Les multiples cas de PPA dans les pays européens nous ont permis d’acquérir de l’expérience sur la dynamique d’apparition d’un nouveau foyer. Grâce à cela, aux communications, formations et visites sanitaires porcines, les éleveurs professionnels sont beaucoup plus sensibilisés qu’il y a quelques années.

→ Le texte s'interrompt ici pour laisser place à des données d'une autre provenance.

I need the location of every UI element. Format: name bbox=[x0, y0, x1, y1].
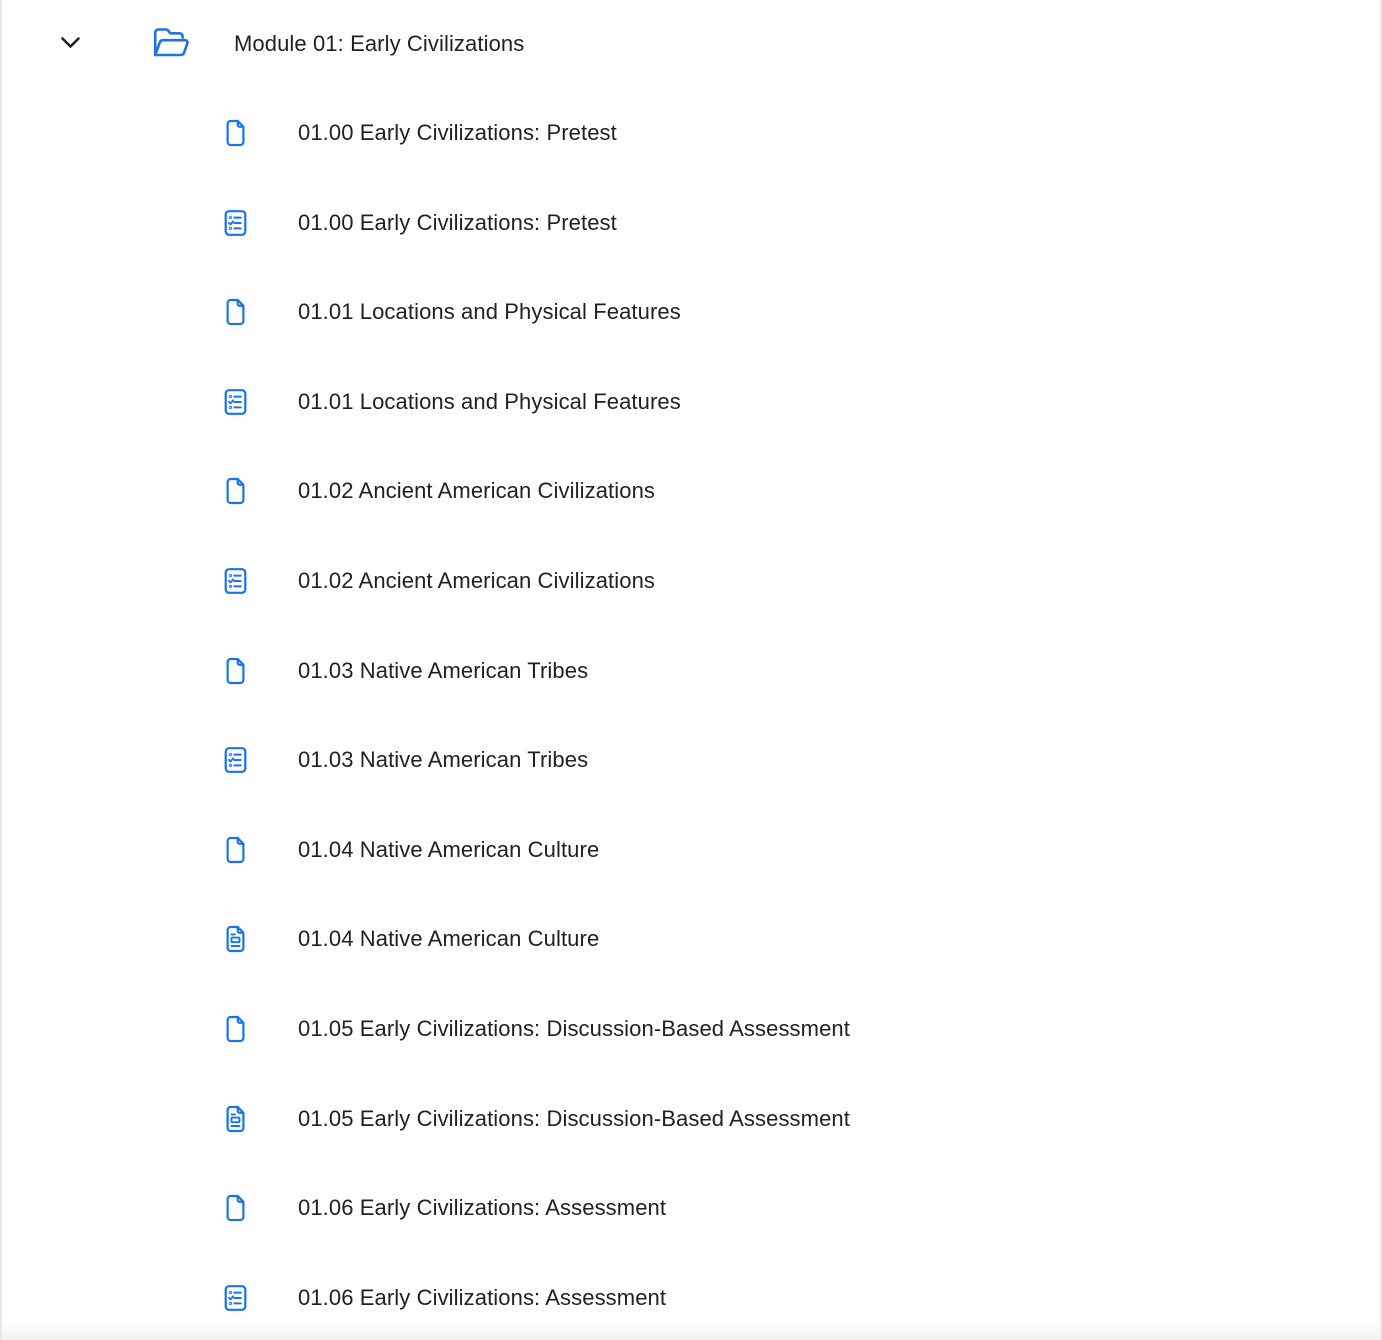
module-item-row[interactable]: 01.03 Native American Tribes bbox=[2, 715, 1380, 805]
item-label[interactable]: 01.02 Ancient American Civilizations bbox=[298, 478, 655, 504]
page-icon bbox=[223, 1015, 248, 1043]
item-label[interactable]: 01.04 Native American Culture bbox=[298, 837, 599, 863]
module-item-row[interactable]: 01.04 Native American Culture bbox=[2, 895, 1380, 985]
item-label[interactable]: 01.03 Native American Tribes bbox=[298, 658, 588, 684]
item-label[interactable]: 01.03 Native American Tribes bbox=[298, 747, 588, 773]
module-item-row[interactable]: 01.04 Native American Culture bbox=[2, 805, 1380, 895]
page-icon bbox=[223, 836, 248, 864]
folder-open-icon bbox=[150, 24, 190, 61]
next-section-divider bbox=[2, 1323, 1380, 1340]
module-item-row[interactable]: 01.02 Ancient American Civilizations bbox=[2, 536, 1380, 626]
item-label[interactable]: 01.01 Locations and Physical Features bbox=[298, 389, 681, 415]
page-icon bbox=[223, 477, 248, 505]
quiz-checklist-icon bbox=[223, 567, 248, 595]
module-item-row[interactable]: 01.00 Early Civilizations: Pretest bbox=[2, 178, 1380, 268]
item-label[interactable]: 01.00 Early Civilizations: Pretest bbox=[298, 120, 617, 146]
page-icon bbox=[223, 119, 248, 147]
item-label[interactable]: 01.04 Native American Culture bbox=[298, 926, 599, 952]
module-item-row[interactable]: 01.05 Early Civilizations: Discussion-Ba… bbox=[2, 1074, 1380, 1164]
chevron-down-icon[interactable] bbox=[60, 36, 81, 49]
item-label[interactable]: 01.06 Early Civilizations: Assessment bbox=[298, 1285, 666, 1311]
quiz-checklist-icon bbox=[223, 209, 248, 237]
page-icon bbox=[223, 1194, 248, 1222]
item-label[interactable]: 01.06 Early Civilizations: Assessment bbox=[298, 1195, 666, 1221]
assignment-doc-icon bbox=[223, 925, 248, 953]
module-item-row[interactable]: 01.02 Ancient American Civilizations bbox=[2, 447, 1380, 537]
item-label[interactable]: 01.02 Ancient American Civilizations bbox=[298, 568, 655, 594]
module-title[interactable]: Module 01: Early Civilizations bbox=[234, 31, 524, 57]
module-header[interactable]: Module 01: Early Civilizations bbox=[2, 0, 1380, 88]
quiz-checklist-icon bbox=[223, 746, 248, 774]
module-item-row[interactable]: 01.05 Early Civilizations: Discussion-Ba… bbox=[2, 984, 1380, 1074]
page-icon bbox=[223, 298, 248, 326]
module-item-row[interactable]: 01.01 Locations and Physical Features bbox=[2, 357, 1380, 447]
module-item-row[interactable]: 01.01 Locations and Physical Features bbox=[2, 267, 1380, 357]
assignment-doc-icon bbox=[223, 1105, 248, 1133]
item-label[interactable]: 01.01 Locations and Physical Features bbox=[298, 299, 681, 325]
module-tree-panel: Module 01: Early Civilizations 01.00 Ear… bbox=[0, 0, 1382, 1340]
module-item-row[interactable]: 01.00 Early Civilizations: Pretest bbox=[2, 88, 1380, 178]
quiz-checklist-icon bbox=[223, 1284, 248, 1312]
quiz-checklist-icon bbox=[223, 388, 248, 416]
item-label[interactable]: 01.00 Early Civilizations: Pretest bbox=[298, 210, 617, 236]
module-item-row[interactable]: 01.03 Native American Tribes bbox=[2, 626, 1380, 716]
module-item-row[interactable]: 01.06 Early Civilizations: Assessment bbox=[2, 1163, 1380, 1253]
page-icon bbox=[223, 657, 248, 685]
item-label[interactable]: 01.05 Early Civilizations: Discussion-Ba… bbox=[298, 1016, 850, 1042]
module-item-list: 01.00 Early Civilizations: Pretest 01.00… bbox=[2, 88, 1380, 1340]
item-label[interactable]: 01.05 Early Civilizations: Discussion-Ba… bbox=[298, 1106, 850, 1132]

Les mesures de biosécurité ont nettement progressé dans la plupart des élevages. Des doubles clôtures ont été installées dans les parties en plein air, même si les contacts avec les sangliers étaient déjà exceptionnels avec une clôture simple. Mais la biosécurité reste perfectible, et il nous faut sans cesse insister sur le respect des protocoles de biosécurité, assez fastidieux au quotidien pour les éleveurs. Par contre, je pense qu’il serait bon de réaliser des essais grandeur nature de gestion d’un foyer dans chaque région, comme cela a déjà été fait en Bretagne. Ils permettraient d’évaluer la rapidité et l’efficacité de la réaction des parties prenantes et de vérifier la bonne coordination entre tous les moyens humains et matériels à mettre en œuvre. Côté craintes, on peut s’interroger sur le niveau de sensibilisation des élevages type « basse-cour » ou « porc de provision », particulièrement exposés dans les foyers des pays d'Europe de l’Est. La surveillance de la faune sauvage pose aussi question : si le virus arrivait dans une zone peu peuplée, avec beaucoup de forêts et une forte population de sangliers comme en Suède, tout retard de détection compliquerait énormément le contrôle de la maladie.